I have just reminded Nukes to let welshman have some money for the drinky poos and nibbles :lol: so we should be ok Kafriz :lol:

Jacquie


----------



## oilslick (Oct 3, 2007)

*We will come!!!*

Hi,

We are Grant and Andrea, we tend to base ourselves in the Glos area. We will come along on the Friday/Sat nights.

We have an Autotrail Motorhome

I phoned the pub to book but he said just join the rally...

See you Friday

Grant and Andrea


----------



## LadyJ (May 9, 2005)

Hi Oilslick Grant & Andrea

Great look forward to meeting you there could you add yourself to the meets list please and I will let Mal know to expect another motorhome :lol: now that evens it up a bit.
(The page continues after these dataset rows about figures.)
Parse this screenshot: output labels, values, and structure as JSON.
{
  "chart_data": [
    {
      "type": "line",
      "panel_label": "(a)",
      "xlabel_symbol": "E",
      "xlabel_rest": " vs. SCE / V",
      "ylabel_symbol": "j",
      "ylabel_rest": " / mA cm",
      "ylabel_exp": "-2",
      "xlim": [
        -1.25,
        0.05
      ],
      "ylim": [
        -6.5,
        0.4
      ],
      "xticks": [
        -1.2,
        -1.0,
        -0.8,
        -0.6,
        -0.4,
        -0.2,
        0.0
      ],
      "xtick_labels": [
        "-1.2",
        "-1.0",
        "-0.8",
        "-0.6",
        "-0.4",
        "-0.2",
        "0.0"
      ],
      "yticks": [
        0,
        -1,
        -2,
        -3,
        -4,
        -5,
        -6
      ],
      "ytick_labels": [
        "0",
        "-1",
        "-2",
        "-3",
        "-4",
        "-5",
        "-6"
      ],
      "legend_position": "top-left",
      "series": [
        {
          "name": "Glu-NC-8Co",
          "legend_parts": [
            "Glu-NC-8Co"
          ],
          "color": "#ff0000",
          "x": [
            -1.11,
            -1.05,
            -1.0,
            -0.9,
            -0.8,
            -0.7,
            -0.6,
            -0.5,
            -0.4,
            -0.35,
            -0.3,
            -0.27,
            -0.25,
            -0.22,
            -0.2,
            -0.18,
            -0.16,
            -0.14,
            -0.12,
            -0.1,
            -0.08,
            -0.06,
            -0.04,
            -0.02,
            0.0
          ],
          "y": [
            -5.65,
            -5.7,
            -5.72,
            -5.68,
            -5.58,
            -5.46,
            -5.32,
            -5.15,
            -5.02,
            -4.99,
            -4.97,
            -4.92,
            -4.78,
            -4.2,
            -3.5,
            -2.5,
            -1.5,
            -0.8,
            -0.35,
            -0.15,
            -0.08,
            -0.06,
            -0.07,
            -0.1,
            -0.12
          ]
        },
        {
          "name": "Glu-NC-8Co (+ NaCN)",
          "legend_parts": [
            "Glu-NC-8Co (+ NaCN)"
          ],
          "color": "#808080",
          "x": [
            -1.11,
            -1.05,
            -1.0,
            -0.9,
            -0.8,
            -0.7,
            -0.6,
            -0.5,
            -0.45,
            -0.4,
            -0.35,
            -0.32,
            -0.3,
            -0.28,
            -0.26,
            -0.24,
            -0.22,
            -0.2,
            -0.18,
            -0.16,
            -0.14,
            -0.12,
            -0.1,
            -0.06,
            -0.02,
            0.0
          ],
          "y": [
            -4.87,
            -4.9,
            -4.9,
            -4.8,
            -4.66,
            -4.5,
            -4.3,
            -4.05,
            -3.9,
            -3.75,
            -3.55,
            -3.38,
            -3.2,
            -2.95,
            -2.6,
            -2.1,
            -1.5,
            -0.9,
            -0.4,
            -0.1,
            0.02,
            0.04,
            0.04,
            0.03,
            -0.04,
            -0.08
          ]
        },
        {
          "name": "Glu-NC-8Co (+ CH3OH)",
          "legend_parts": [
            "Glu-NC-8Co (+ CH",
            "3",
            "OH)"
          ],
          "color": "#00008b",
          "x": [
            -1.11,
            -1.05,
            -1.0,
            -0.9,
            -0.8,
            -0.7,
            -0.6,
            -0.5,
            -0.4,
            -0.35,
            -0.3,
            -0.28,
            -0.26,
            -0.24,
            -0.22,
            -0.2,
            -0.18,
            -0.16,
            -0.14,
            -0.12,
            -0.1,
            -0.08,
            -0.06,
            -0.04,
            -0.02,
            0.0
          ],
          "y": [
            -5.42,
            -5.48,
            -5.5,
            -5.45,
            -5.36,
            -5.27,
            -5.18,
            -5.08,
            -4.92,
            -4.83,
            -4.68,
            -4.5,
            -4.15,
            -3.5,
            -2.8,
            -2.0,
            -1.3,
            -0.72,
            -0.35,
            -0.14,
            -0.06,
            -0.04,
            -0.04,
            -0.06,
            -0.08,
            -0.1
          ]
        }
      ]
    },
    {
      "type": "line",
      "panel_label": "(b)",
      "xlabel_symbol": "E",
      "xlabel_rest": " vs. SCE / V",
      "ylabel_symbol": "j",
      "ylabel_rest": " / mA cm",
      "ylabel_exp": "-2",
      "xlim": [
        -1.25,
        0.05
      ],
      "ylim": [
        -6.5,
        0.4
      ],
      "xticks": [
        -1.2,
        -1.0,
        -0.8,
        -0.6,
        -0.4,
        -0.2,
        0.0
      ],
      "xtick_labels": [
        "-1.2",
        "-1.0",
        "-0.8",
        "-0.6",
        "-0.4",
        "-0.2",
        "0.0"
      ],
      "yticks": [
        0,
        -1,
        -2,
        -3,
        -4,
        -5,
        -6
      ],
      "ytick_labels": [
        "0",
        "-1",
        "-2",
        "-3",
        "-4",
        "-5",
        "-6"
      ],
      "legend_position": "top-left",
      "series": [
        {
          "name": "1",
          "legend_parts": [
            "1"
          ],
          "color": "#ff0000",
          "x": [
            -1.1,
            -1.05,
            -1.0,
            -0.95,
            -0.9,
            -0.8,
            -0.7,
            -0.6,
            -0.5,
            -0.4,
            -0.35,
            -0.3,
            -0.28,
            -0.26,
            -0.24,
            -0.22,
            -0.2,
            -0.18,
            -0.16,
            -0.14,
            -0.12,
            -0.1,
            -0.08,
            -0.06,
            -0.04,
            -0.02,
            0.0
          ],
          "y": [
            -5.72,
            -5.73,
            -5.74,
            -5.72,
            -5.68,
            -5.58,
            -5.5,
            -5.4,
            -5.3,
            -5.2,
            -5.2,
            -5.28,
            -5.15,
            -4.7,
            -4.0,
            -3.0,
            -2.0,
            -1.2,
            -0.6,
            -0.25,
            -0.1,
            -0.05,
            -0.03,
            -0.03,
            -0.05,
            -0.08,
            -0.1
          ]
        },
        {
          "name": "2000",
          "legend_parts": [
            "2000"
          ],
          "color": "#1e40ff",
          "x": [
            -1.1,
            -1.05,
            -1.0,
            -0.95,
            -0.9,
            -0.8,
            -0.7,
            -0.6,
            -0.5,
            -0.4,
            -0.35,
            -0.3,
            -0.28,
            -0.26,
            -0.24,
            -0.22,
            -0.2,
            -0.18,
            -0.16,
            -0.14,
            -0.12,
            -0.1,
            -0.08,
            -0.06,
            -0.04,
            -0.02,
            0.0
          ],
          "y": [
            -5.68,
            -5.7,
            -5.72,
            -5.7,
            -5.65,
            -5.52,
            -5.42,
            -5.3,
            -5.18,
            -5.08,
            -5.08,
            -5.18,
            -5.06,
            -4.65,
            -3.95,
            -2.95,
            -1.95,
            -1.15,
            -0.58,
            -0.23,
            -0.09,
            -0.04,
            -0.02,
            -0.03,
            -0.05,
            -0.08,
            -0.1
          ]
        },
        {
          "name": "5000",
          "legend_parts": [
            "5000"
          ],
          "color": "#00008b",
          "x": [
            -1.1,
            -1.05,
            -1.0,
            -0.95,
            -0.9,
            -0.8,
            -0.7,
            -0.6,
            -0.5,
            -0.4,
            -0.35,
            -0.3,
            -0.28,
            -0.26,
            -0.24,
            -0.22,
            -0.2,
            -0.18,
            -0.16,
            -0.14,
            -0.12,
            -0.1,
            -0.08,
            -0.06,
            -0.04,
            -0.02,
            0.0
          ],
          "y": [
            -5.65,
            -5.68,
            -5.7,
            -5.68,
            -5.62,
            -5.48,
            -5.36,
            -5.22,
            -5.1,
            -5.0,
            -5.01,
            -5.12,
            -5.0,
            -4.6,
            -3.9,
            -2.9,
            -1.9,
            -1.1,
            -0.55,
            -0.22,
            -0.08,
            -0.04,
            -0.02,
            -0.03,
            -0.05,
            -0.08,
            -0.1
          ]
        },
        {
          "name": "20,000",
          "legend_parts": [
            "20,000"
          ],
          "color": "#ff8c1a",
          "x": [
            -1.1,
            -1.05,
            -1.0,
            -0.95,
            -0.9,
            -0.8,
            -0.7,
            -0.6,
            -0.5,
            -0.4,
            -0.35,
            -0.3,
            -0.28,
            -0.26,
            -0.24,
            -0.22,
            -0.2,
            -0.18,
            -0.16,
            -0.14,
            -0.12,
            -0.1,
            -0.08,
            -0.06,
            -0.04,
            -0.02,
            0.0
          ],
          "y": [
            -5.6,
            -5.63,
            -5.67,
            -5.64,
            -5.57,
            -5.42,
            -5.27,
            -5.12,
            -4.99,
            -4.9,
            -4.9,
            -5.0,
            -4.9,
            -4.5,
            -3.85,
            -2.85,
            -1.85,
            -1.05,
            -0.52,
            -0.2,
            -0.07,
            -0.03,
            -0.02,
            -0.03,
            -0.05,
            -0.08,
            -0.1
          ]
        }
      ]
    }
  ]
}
Anymore like to join us at the Red Lion this weekend.



Jacquie


PS I have added you to the meets list.


----------



## oilslick (Oct 3, 2007)

OK! thank you, see you Friday

Grant n Andrea


----------



## LadyJ (May 9, 2005)

Anymore coming to join us at The Red Lion this weekend? now we do have a celebrity joining us :lol: 



Jacquie


----------



## LadyJ (May 9, 2005)

We are just heading off now to the Red Lion if any more would like to join us there I think it would be ok to just turn up I don't think the site is fully booked for the weekend.




Jacquie


----------



## LadyJ (May 9, 2005)

Well you all missed a smashing weekend at the Red Lion Mal and Elaine really did us proud with tea on arrival and wine and cheese and even a free raffle, brilliant guys thanks for a loverly weekend, we even had some sun on Friday  

Was nice to meet Kafriz and Oilslick hope to see you guys at another meet or rally soon.

I will put some piccys in the album when we get home as my internet connection is lousy at the moment.


Jacquie


----------



## oilslick (Oct 3, 2007)

*Thank you*

Yes, thank you Elaine and Mal, it was a nice weekend. AND thank you for helping us out of the mud!

It was also nice to met the rest of you all, I am sure we will met again

Grant and Andrea


----------